Hunters butcher a bowhead whale near Iqaluit last year. Taloyoak, Arctic Bay and Repulse Bay have been awarded bowhead whale hunts this year. Vincent Desrosiers/CBCHunters will have to cross Boothia Peninsula to find whales

People in Taloyoak, a community in Canada’s eastern Arctic  territory of Nunavut, will be going out to hunt a bowhead whale this summer for the first time in living memory.

Each summer, three Nunavut communities are given the chance to hunt a bowhead.

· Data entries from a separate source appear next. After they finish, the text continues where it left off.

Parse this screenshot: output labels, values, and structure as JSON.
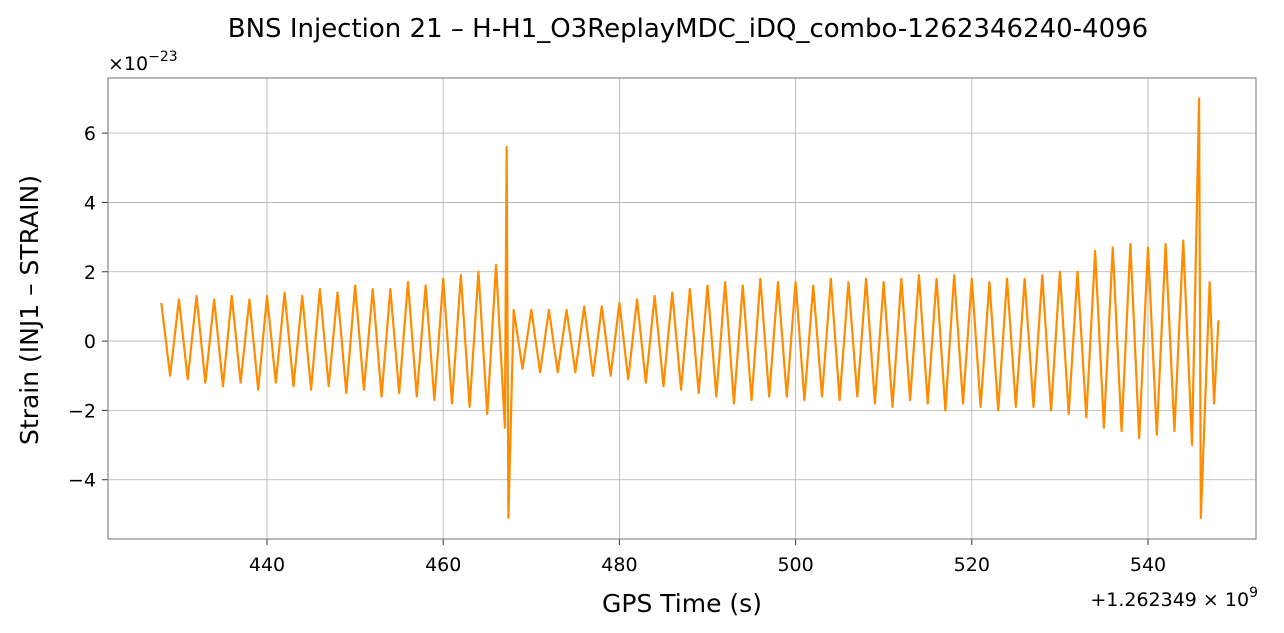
{
  "chart_data": {
    "type": "line",
    "title": "BNS Injection 21 – H-H1_O3ReplayMDC_iDQ_combo-1262346240-4096",
    "xlabel": "GPS Time (s)",
    "ylabel": "Strain (INJ1 – STRAIN)",
    "x_offset": {
      "base": "+1.262349 × 10",
      "exponent": "9"
    },
    "y_offset": {
      "base": "×10",
      "exponent": "−23"
    },
    "xlim": [
      421.95,
      552.26
    ],
    "ylim": [
      -5.71,
      7.59
    ],
    "xticks": [
      440,
      460,
      480,
      500,
      520,
      540
    ],
    "yticks": [
      {
        "value": -4,
        "label": "−4"
      },
      {
        "value": -2,
        "label": "−2"
      },
      0,
      2,
      4,
      6
    ],
    "grid": true,
    "x": [
      428,
      429,
      430,
      431,
      432,
      433,
      434,
      435,
      436,
      437,
      438,
      439,
      440,
      441,
      442,
      443,
      444,
      445,
      446,
      447,
      448,
      449,
      450,
      451,
      452,
      453,
      454,
      455,
      456,
      457,
      458,
      459,
      460,
      461,
      462,
      463,
      464,
      465,
      466,
      467,
      467.2,
      467.4,
      468,
      469,
      470,
      471,
      472,
      473,
      474,
      475,
      476,
      477,
      478,
      479,
      480,
      481,
      482,
      483,
      484,
      485,
      486,
      487,
      488,
      489,
      490,
      491,
      492,
      493,
      494,
      495,
      496,
      497,
      498,
      499,
      500,
      501,
      502,
      503,
      504,
      505,
      506,
      507,
      508,
      509,
      510,
      511,
      512,
      513,
      514,
      515,
      516,
      517,
      518,
      519,
      520,
      521,
      522,
      523,
      524,
      525,
      526,
      527,
      528,
      529,
      530,
      531,
      532,
      533,
      534,
      535,
      536,
      537,
      538,
      539,
      540,
      541,
      542,
      543,
      544,
      545,
      545.8,
      546,
      547,
      547.5,
      548
    ],
    "series": [
      {
        "name": "INJ1 – STRAIN",
        "color": "#ff8c00",
        "values": [
          1.1,
          -1.0,
          1.2,
          -1.1,
          1.3,
          -1.2,
          1.2,
          -1.3,
          1.3,
          -1.2,
          1.2,
          -1.4,
          1.3,
          -1.2,
          1.4,
          -1.3,
          1.3,
          -1.4,
          1.5,
          -1.3,
          1.4,
          -1.5,
          1.6,
          -1.4,
          1.5,
          -1.6,
          1.5,
          -1.5,
          1.7,
          -1.6,
          1.6,
          -1.7,
          1.8,
          -1.8,
          1.9,
          -1.9,
          2.0,
          -2.1,
          2.2,
          -2.5,
          5.6,
          -5.1,
          0.9,
          -0.8,
          0.9,
          -0.9,
          0.9,
          -0.9,
          0.9,
          -0.9,
          1.0,
          -1.0,
          1.0,
          -1.0,
          1.1,
          -1.1,
          1.2,
          -1.2,
          1.3,
          -1.3,
          1.4,
          -1.4,
          1.5,
          -1.5,
          1.6,
          -1.6,
          1.7,
          -1.8,
          1.6,
          -1.7,
          1.8,
          -1.6,
          1.7,
          -1.6,
          1.7,
          -1.7,
          1.6,
          -1.6,
          1.8,
          -1.7,
          1.7,
          -1.6,
          1.8,
          -1.8,
          1.7,
          -1.9,
          1.8,
          -1.7,
          1.9,
          -1.8,
          1.8,
          -2.0,
          1.9,
          -1.8,
          1.8,
          -1.9,
          1.7,
          -2.0,
          1.8,
          -1.9,
          1.8,
          -1.9,
          1.9,
          -2.0,
          2.0,
          -2.1,
          2.0,
          -2.2,
          2.6,
          -2.5,
          2.7,
          -2.6,
          2.8,
          -2.8,
          2.7,
          -2.7,
          2.8,
          -2.6,
          2.9,
          -3.0,
          7.0,
          -5.1,
          1.7,
          -1.8,
          0.6
        ]
      }
    ]
  }
}
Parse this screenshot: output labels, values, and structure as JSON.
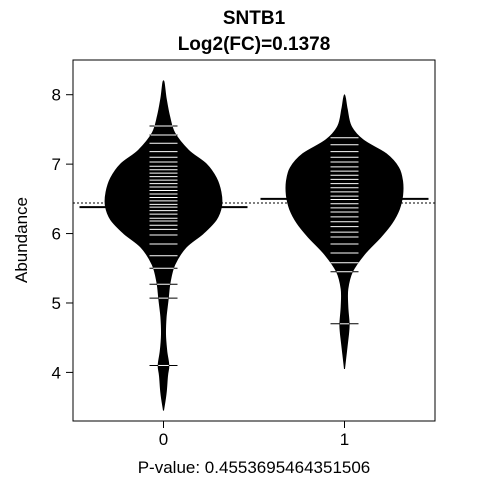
{
  "chart_data": {
    "type": "beanplot",
    "title": "SNTB1",
    "subtitle": "Log2(FC)=0.1378",
    "xlabel": "P-value: 0.4553695464351506",
    "ylabel": "Abundance",
    "ylim": [
      3.3,
      8.5
    ],
    "yticks": [
      4,
      5,
      6,
      7,
      8
    ],
    "categories": [
      "0",
      "1"
    ],
    "overall_mean": 6.44,
    "grid": false,
    "groups": [
      {
        "name": "0",
        "mean": 6.38,
        "range": [
          3.45,
          8.2
        ],
        "density": [
          [
            3.45,
            0.0
          ],
          [
            3.7,
            0.04
          ],
          [
            3.95,
            0.06
          ],
          [
            4.1,
            0.08
          ],
          [
            4.3,
            0.05
          ],
          [
            4.55,
            0.03
          ],
          [
            4.8,
            0.04
          ],
          [
            5.05,
            0.07
          ],
          [
            5.3,
            0.1
          ],
          [
            5.55,
            0.17
          ],
          [
            5.8,
            0.34
          ],
          [
            6.0,
            0.6
          ],
          [
            6.2,
            0.8
          ],
          [
            6.4,
            0.88
          ],
          [
            6.6,
            0.87
          ],
          [
            6.8,
            0.8
          ],
          [
            7.0,
            0.65
          ],
          [
            7.2,
            0.38
          ],
          [
            7.45,
            0.17
          ],
          [
            7.7,
            0.09
          ],
          [
            7.95,
            0.04
          ],
          [
            8.2,
            0.0
          ]
        ],
        "points": [
          4.1,
          5.07,
          5.27,
          5.5,
          5.68,
          5.85,
          5.98,
          6.06,
          6.12,
          6.18,
          6.22,
          6.28,
          6.33,
          6.38,
          6.42,
          6.47,
          6.52,
          6.57,
          6.62,
          6.67,
          6.72,
          6.77,
          6.82,
          6.87,
          6.92,
          6.97,
          7.03,
          7.1,
          7.18,
          7.3,
          7.42,
          7.55
        ]
      },
      {
        "name": "1",
        "mean": 6.5,
        "range": [
          4.05,
          8.0
        ],
        "density": [
          [
            4.05,
            0.0
          ],
          [
            4.3,
            0.03
          ],
          [
            4.55,
            0.06
          ],
          [
            4.7,
            0.07
          ],
          [
            4.95,
            0.05
          ],
          [
            5.2,
            0.05
          ],
          [
            5.45,
            0.12
          ],
          [
            5.7,
            0.3
          ],
          [
            5.95,
            0.55
          ],
          [
            6.15,
            0.72
          ],
          [
            6.35,
            0.83
          ],
          [
            6.55,
            0.88
          ],
          [
            6.75,
            0.88
          ],
          [
            6.95,
            0.82
          ],
          [
            7.15,
            0.63
          ],
          [
            7.35,
            0.28
          ],
          [
            7.55,
            0.1
          ],
          [
            7.8,
            0.04
          ],
          [
            8.0,
            0.0
          ]
        ],
        "points": [
          4.7,
          5.45,
          5.58,
          5.72,
          5.85,
          5.95,
          6.02,
          6.1,
          6.17,
          6.24,
          6.31,
          6.37,
          6.43,
          6.49,
          6.54,
          6.6,
          6.66,
          6.72,
          6.78,
          6.84,
          6.9,
          6.96,
          7.03,
          7.1,
          7.18,
          7.28,
          7.38
        ]
      }
    ]
  }
}
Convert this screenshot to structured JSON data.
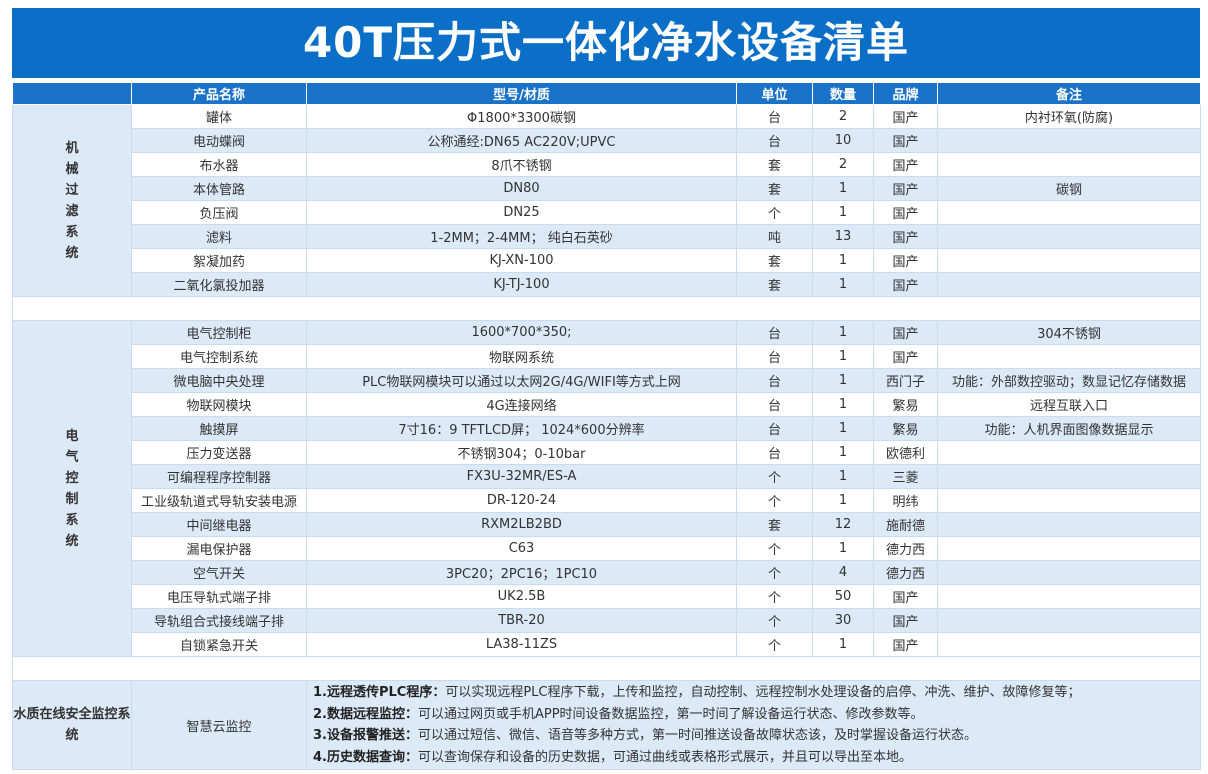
{
  "header": {
    "title": "40T压力式一体化净水设备清单"
  },
  "table": {
    "columns": [
      "产品名称",
      "型号/材质",
      "单位",
      "数量",
      "品牌",
      "备注"
    ],
    "sections": [
      {
        "group": "机械过滤系统",
        "rows": [
          {
            "name": "罐体",
            "model": "Φ1800*3300碳钢",
            "unit": "台",
            "qty": 2,
            "brand": "国产",
            "note": "内衬环氧(防腐)"
          },
          {
            "name": "电动蝶阀",
            "model": "公称通经:DN65 AC220V;UPVC",
            "unit": "台",
            "qty": 10,
            "brand": "国产"
          },
          {
            "name": "布水器",
            "model": "8爪不锈钢",
            "unit": "套",
            "qty": 2,
            "brand": "国产"
          },
          {
            "name": "本体管路",
            "model": "DN80",
            "unit": "套",
            "qty": 1,
            "brand": "国产",
            "note": "碳钢"
          },
          {
            "name": "负压阀",
            "model": "DN25",
            "unit": "个",
            "qty": 1,
            "brand": "国产"
          },
          {
            "name": "滤料",
            "model": "1-2MM；2-4MM； 纯白石英砂",
            "unit": "吨",
            "qty": 13,
            "brand": "国产"
          },
          {
            "name": "絮凝加药",
            "model": "KJ-XN-100",
            "unit": "套",
            "qty": 1,
            "brand": "国产"
          },
          {
            "name": "二氧化氯投加器",
            "model": "KJ-TJ-100",
            "unit": "套",
            "qty": 1,
            "brand": "国产"
          }
        ]
      },
      {
        "group": "电气控制系统",
        "rows": [
          {
            "name": "电气控制柜",
            "model": "1600*700*350;",
            "unit": "台",
            "qty": 1,
            "brand": "国产",
            "note": "304不锈钢"
          },
          {
            "name": "电气控制系统",
            "model": "物联网系统",
            "unit": "台",
            "qty": 1,
            "brand": "国产"
          },
          {
            "name": "微电脑中央处理",
            "model": "PLC物联网模块可以通过以太网2G/4G/WIFI等方式上网",
            "unit": "台",
            "qty": 1,
            "brand": "西门子",
            "note": "功能：外部数控驱动；数显记忆存储数据"
          },
          {
            "name": "物联网模块",
            "model": "4G连接网络",
            "unit": "台",
            "qty": 1,
            "brand": "繁易",
            "note": "远程互联入口"
          },
          {
            "name": "触摸屏",
            "model": "7寸16：9 TFTLCD屏； 1024*600分辨率",
            "unit": "台",
            "qty": 1,
            "brand": "繁易",
            "note": "功能：人机界面图像数据显示"
          },
          {
            "name": "压力变送器",
            "model": "不锈钢304；0-10bar",
            "unit": "台",
            "qty": 1,
            "brand": "欧德利"
          },
          {
            "name": "可编程程序控制器",
            "model": "FX3U-32MR/ES-A",
            "unit": "个",
            "qty": 1,
            "brand": "三菱"
          },
          {
            "name": "工业级轨道式导轨安装电源",
            "model": "DR-120-24",
            "unit": "个",
            "qty": 1,
            "brand": "明纬"
          },
          {
            "name": "中间继电器",
            "model": "RXM2LB2BD",
            "unit": "套",
            "qty": 12,
            "brand": "施耐德"
          },
          {
            "name": "漏电保护器",
            "model": "C63",
            "unit": "个",
            "qty": 1,
            "brand": "德力西"
          },
          {
            "name": "空气开关",
            "model": "3PC20；2PC16；1PC10",
            "unit": "个",
            "qty": 4,
            "brand": "德力西"
          },
          {
            "name": "电压导轨式端子排",
            "model": "UK2.5B",
            "unit": "个",
            "qty": 50,
            "brand": "国产"
          },
          {
            "name": "导轨组合式接线端子排",
            "model": "TBR-20",
            "unit": "个",
            "qty": 30,
            "brand": "国产"
          },
          {
            "name": "自锁紧急开关",
            "model": "LA38-11ZS",
            "unit": "个",
            "qty": 1,
            "brand": "国产"
          }
        ]
      }
    ],
    "monitor": {
      "group": "水质在线安全监控系统",
      "name": "智慧云监控",
      "features": [
        {
          "title": "1.远程透传PLC程序：",
          "text": "可以实现远程PLC程序下载，上传和监控，自动控制、远程控制水处理设备的启停、冲洗、维护、故障修复等；"
        },
        {
          "title": "2.数据远程监控：",
          "text": "可以通过网页或手机APP时间设备数据监控，第一时间了解设备运行状态、修改参数等。"
        },
        {
          "title": "3.设备报警推送：",
          "text": "可以通过短信、微信、语音等多种方式，第一时间推送设备故障状态该，及时掌握设备运行状态。"
        },
        {
          "title": "4.历史数据查询：",
          "text": "可以查询保存和设备的历史数据，可通过曲线或表格形式展示，并且可以导出至本地。"
        }
      ]
    }
  }
}
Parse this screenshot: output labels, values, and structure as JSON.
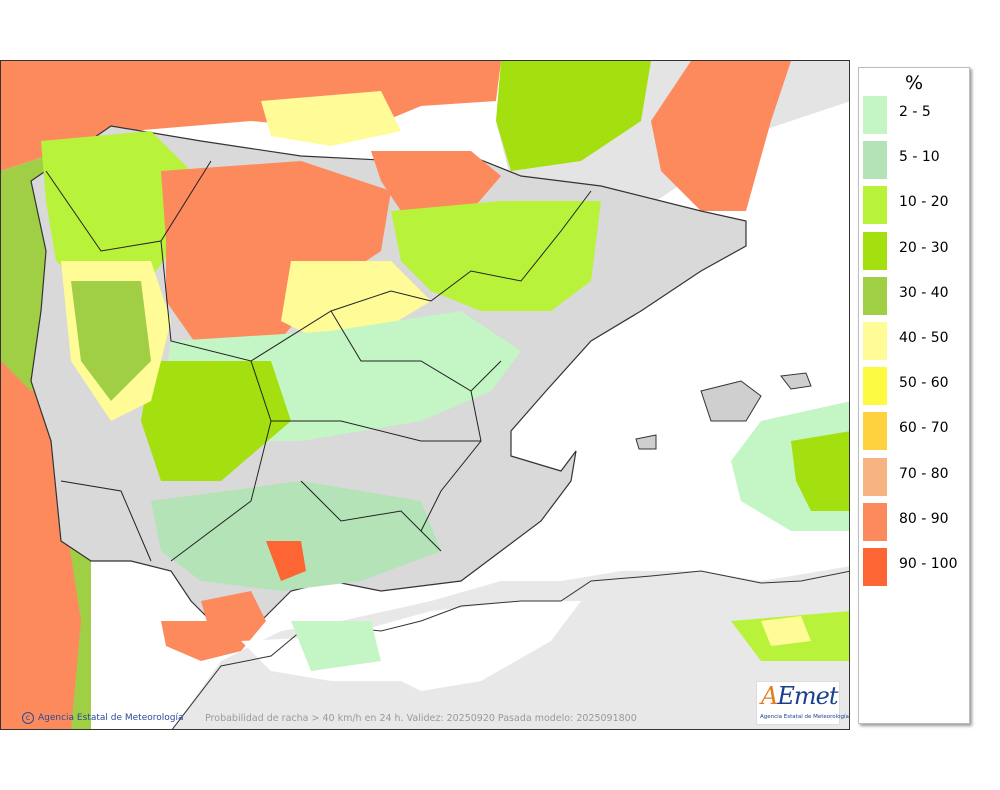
{
  "legend": {
    "title": "%",
    "items": [
      {
        "label": "2 - 5",
        "color": "#c4f5c4"
      },
      {
        "label": "5 - 10",
        "color": "#b3e3b7"
      },
      {
        "label": "10 - 20",
        "color": "#b9f23b"
      },
      {
        "label": "20 - 30",
        "color": "#a4e00f"
      },
      {
        "label": "30 - 40",
        "color": "#a0cf45"
      },
      {
        "label": "40 - 50",
        "color": "#fffc98"
      },
      {
        "label": "50 - 60",
        "color": "#fdfb41"
      },
      {
        "label": "60 - 70",
        "color": "#fdd23e"
      },
      {
        "label": "70 - 80",
        "color": "#f8b382"
      },
      {
        "label": "80 - 90",
        "color": "#fd8a5d"
      },
      {
        "label": "90 - 100",
        "color": "#fd6534"
      }
    ]
  },
  "footer": {
    "credit": "Agencia Estatal de Meteorología",
    "caption": "Probabilidad de racha > 40 km/h en 24 h. Validez: 20250920 Pasada modelo: 2025091800"
  },
  "logo": {
    "main_a": "A",
    "main_rest": "Emet",
    "subtitle": "Agencia Estatal de Meteorología"
  },
  "colors": {
    "land": "#d9d9d9",
    "sea": "#ffffff",
    "border": "#333333",
    "sea_gray": "#e8e8e8"
  }
}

Besides Taloyoak, Arctic Bay and Repulse Bay will also be organizing hunts this year.

The hunt is generating a lot of excitement in Taloyoak, a predominatly Inuit community of approximately 899 people, but  hunt organizers still have some hurdles to overcome.

“We are trying to raise some money from various organization, because we cannot hunt whales in our bay, as there aren’t any, so we have to travel to the Gulf of Boothia where the bowhead whales are,” said Abel Aqqaq.

The 35-kilometre journey from Taloyoak across the Boothia Peninsula is expected to take at least a couple of days.

A hunt captain has been selected and he’s the only person in the community with any experience in hunting a bowhead.

The date to start the hunt hasn’t yet been set, but organizers hope to get out while the days are still long.

Long a staple of Inuit culture, the Eastern Arctic bowhead became severely depleted by centuries of commercial whaling, starting in the 1500s. They first came under legal protection in the 1930s.

In 2009, its listing was downgraded from a threatened species to a species of special concern, the least serious designation under the federal Species at Risk Act.